Nº 550 • 13 de Junho de 2012
Editorial:
Negligência criminosa?
É costumeiro dizer-se que “quem se habitua
a viver de esmolas dos outros não dá valor ao que porventura tenha ”. Acontece
com pessoas, mas também com países. A insistência na reciclagem da ajuda
externa como modelo de desenvolvimento dificilmente deixaria de ter
consequências graves no comportamento dos governantes e da administração
pública e na psique colectiva do povo. Uma delas é precisamente a dificuldade
em potencializar os parcos recursos existentes, sejam eles naturais ou humanos,
de forma a resultar em crescimento e emprego significativo para a generalidade
da população. Os recursos marinhos e particularmente os ligados à pesca são das
poucas riquezas naturais de Cabo Verde. O aproveitamento que se faz deles é
mínimo não obstante os enormes investimentos feitos ao longo de décadas.

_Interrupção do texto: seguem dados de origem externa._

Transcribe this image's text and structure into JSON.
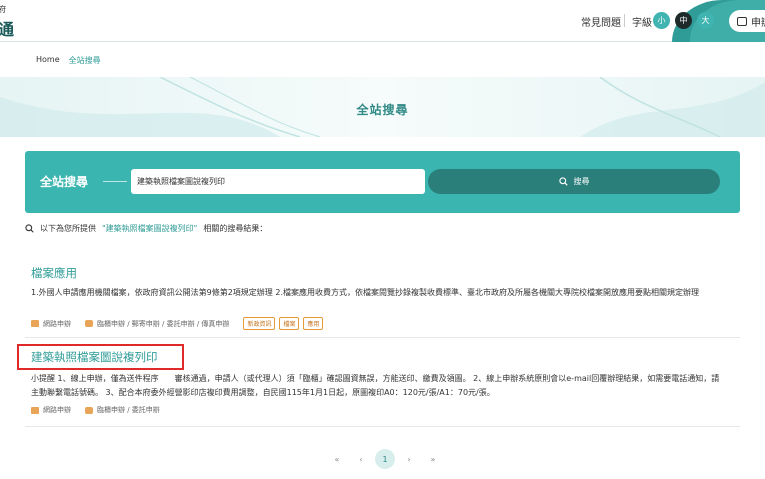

Consumiu-se a ajuda externa ligada aos múltiplos projectos do sector, mas os
resultados foram sempre pouco significativos e quase nunca sustentáveis. Hoje,
o sector das pescas continua sem o peso e projecção que poderia ter no âmbito
da economia nacional se tivesse sido objecto de uma intervenção estratégica do
governo virada para exportação. Uma intervenção que conduzisse ao aumento da
capacidade de captura nacional e a um maior envolvimento da população laboral
na transformação do pescado. O Governo, há dias, veio regozijar-se com mais
três anos de derrogação dada pela União Europeia à cláusula que exige que as
conservas da Frescomar que chegam ao mercado europeu tenham pescado
caboverdeano. Pergunta-se como se desperdiçaram os quatro anos anteriores e não
se construiu capacidade pesqueira nacional para abastecer uma fábrica
conserveira com mercado garantido. O foco principal do Governo, neste como
noutros sectores da actividade económica, parece não estar no desenvolvimento
empresarial, na criação de riqueza nem no aumento de postos de trabalho. O
outro lado de não se prestar a devida atenção aos recursos do país, como
potenciadores da economia nacional, é disponibilizá-los a outros por acção ou
omissão, sem a devida avaliação e ponderação das consequências actuais e
futuras do acto. Caso paradigmático é o Acordo de Pescas com a União Europeia
que mereceu a desaprovação de vários sectores da sociedade cabo-verdiana e que
finalmente o governo veio timidamente dizer disposto a renegociar algumas
cláusulas. O governo agiu nesse caso dando acesso a recursos do país em troca
de valores discutíveis. E omitiuse favorecendo os predadores dos recursos
quando não organizou a Guarda Costeira de forma a fazer o controlo dos mares e
da zona económica e não priorizou a criação de um sistema efectivo de
fiscalização dos acordos assinados. As denúncias vindas a público da pesca
ilegal do tubarão para extrair as barbatanas exemplifica como acções avulsas e
omissões podem levar a abusos com consequências graves para o país. Ao se
aceitar uma percentagem de pesca acidental de tubarão (sem ter os meios de a
fiscalizar) abriu-se uma fresta para uma actividade de longe mais lucrativa que
a simples pesca do atum. Não é à toa que a porta depois foi escancarada. O
resultado vê-se nas descargas de várias toneladas de tubarão no Porto Grande de
São Vicente e que aparentemente as autoridades ignoraram ou se esquivaram a
confirmar até que associações de defesa do ambiente trouxeram os factos para a
opinião pública. No imbróglio que se seguiu mais uma vez foi visível a
tentativa do governo em fugir à responsabilidade, relativizando a gravidade da
situação com frases como “a pesca ilegal faz-se em todo o mundo”. Também, como
de costume, as tentativas de desresponsabilização são acompanhadas de fugas em
frente e anúncios de iniciativas, designadamente o cluster do mar, criação de
núcleos operacionais e observatórios que, pelas experiências passadas, pouco
têm contribuído para aquilo que as pessoas realmente precisam: prosperidade com
mais negócios, mais empresas e mais empregos.